Sarah J. Eger, United States of America
Stanford University Neurology and Neurological SciencesAuthor Of 2 Presentations
A NOVEL AGE-INFORMED APPROACH FOR GENETIC ASSOCIATION ANALYSIS IN ALZHEIMER’S DISEASE
Abstract
Aims
Most Alzheimer’s disease (AD) genetic association studies disregard age or incorrectly account for it, hampering variant discovery.
Methods
Using simulated data, we compared the statistical power of several models: logistic regression on AD diagnosis adjusted and not adjusted for age; linear regression on a score integrating case-control status and age; and multivariate Cox regression on age-at-onset. We applied these models to real exome-wide data of 11,127 sequenced individuals and replicated suggestive associations in 21,631 genotype-imputed individuals (Table1).
Table1. Demographics for discovery and replication samples.
Sample | N (% females) | Age μ(σ) |
---|---|---|
Discovery | ||
Controls | 5075(59.0) | 85.2(5.4) |
AD cases | 6052(57.8) | 76.3(8.2) |
Replication | ||
Controls | 10539(59.4) | 76.7(8.5) |
AD cases | 11092(60.5) | 73.3(9.3) |
Results
Modelling variable AD risk across age results in 10-20% statistical power gain compared to logistic regression without age adjustment, while incorrect age adjustment leads to critical power loss (Figure1). Applying our novel AD-age score and/or Cox regression, we discovered and replicated novel variants associated with AD (Figure2).
Figure1. Power of different association models evaluated for a common variant with moderate effect size. A-C) Simulation based on 1000/1000 cases/controls at a significance level of α=0.05, for age differences observed in AD cohorts.
Figure2. Manhattan plots of exome-wide-associations in the four models. No suggestive association were observed (p<1×10-5) for the age adjusted logistic regression. TREM2 known causal variant is exome-wide-significant (p<5×10-7) in the other models. Among suggestive associations, known AD associations are in red, novel associations which replicate (p<0.05) in an independent dataset are in blue.
Conclusions
Our AD-age score provides a simple means for statistical power gain.
ASSOCIATION OF APOE SPLICE QTLS WITH ALZHEIMER’S DISEASE RISK IN APOE*4/4 CARRIERS.
Abstract
Aims
Determine whether APOE splice quantitative trait locus (sQTL) variants affect APOE4-related risk for Alzheimer’s disease (AD), age-at-AD-onset, and APOE protein levels.
Methods
Participants (N=25,120) were ages 60+, non-Hispanic, of European ancestry, had APOE genotype available, and diagnosed as cases or controls. Only rs157580 and rs439401 APOE sQTLs were genotyped in >80% of the available sample and further investigated. Associations of APOE sQTLs with AD risk (mixed model case-control regression) and log-normalized age-at-AD-onset (linear mixed model) were evaluated in APOE*3/4 and APOE*4/4 carriers. Associations with APOE protein levels were evaluated in post-mortem dorsolateral prefrontal cortex (dlPFC) tissue from APOE*3/4 carriers (APOE*4/4 not considered due to sample paucity).
Results
Rs157580 and rs439401 reduced AD risk in APOE*4/4 carriers (Table1). Rs157580 also increased age-at-AD-onset in APOE*4/4 (beta=0.027, P-value=0.023) and APOE*3/4 carriers (beta=0.004, P-value=0.089). Rs157580 increased APOE protein levels in the dlPFC of APOE*3/4 carriers (Figure1).
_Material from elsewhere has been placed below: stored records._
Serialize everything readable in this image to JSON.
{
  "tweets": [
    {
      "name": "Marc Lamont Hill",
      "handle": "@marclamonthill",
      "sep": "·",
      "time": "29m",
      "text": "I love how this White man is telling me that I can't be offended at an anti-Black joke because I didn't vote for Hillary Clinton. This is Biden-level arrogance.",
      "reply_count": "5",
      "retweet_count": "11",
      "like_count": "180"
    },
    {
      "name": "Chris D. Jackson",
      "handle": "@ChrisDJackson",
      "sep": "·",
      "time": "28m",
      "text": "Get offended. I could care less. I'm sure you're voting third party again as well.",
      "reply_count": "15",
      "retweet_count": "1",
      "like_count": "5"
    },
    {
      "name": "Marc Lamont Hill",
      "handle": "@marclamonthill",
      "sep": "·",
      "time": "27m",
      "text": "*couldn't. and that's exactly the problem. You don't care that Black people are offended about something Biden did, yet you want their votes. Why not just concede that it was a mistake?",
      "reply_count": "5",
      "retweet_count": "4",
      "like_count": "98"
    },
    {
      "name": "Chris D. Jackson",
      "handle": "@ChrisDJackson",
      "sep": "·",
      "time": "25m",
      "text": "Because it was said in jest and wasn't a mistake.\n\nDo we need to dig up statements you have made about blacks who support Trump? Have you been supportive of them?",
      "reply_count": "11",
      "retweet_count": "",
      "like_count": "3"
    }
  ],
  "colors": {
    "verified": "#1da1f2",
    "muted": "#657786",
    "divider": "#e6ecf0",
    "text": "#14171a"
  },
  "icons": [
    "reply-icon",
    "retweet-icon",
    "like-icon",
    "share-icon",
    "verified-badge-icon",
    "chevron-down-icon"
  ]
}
Stratum | SNP | CN/AD (N) | CN/AD (MAF) | OR(CI) | P-value |
---|---|---|---|---|---|
APOE*4/4 | rs157580 | 237/1629 | 4.2%/1.9% | 0.39 (0.20-0.74) | 4.00E-3 |
APOE*3/4 | rs157580 | 2662/5607 | 23.2%/22.6% | 0.96 (0.87-1.05) | 0.33 |
APOE*4/4 | rs439401 | 237/1652 | 3.6%/0.6% | 0.10 (0.04-0.24) | 2.00E-7 |
APOE*3/4 | rs439401 | 2702/5734 | 24.8%/24.3% | 0.97 (0.88-1.06) | 0.47 |
MAF=minor allele frequency; CN=control, OR=odds ratio; CI=95% confidence interval.
Figure1. Association of rs157580 with APOE protein levels. Error bars show 95-percentile range. X-axis indicates genotypes and sample sizes.
Conclusions
Our results bring new insights into mechanisms that alter APOE expression and how this affects APOE4-related AD risk. This is crucially relevant for the development of AD drug therapies aimed at APOE4.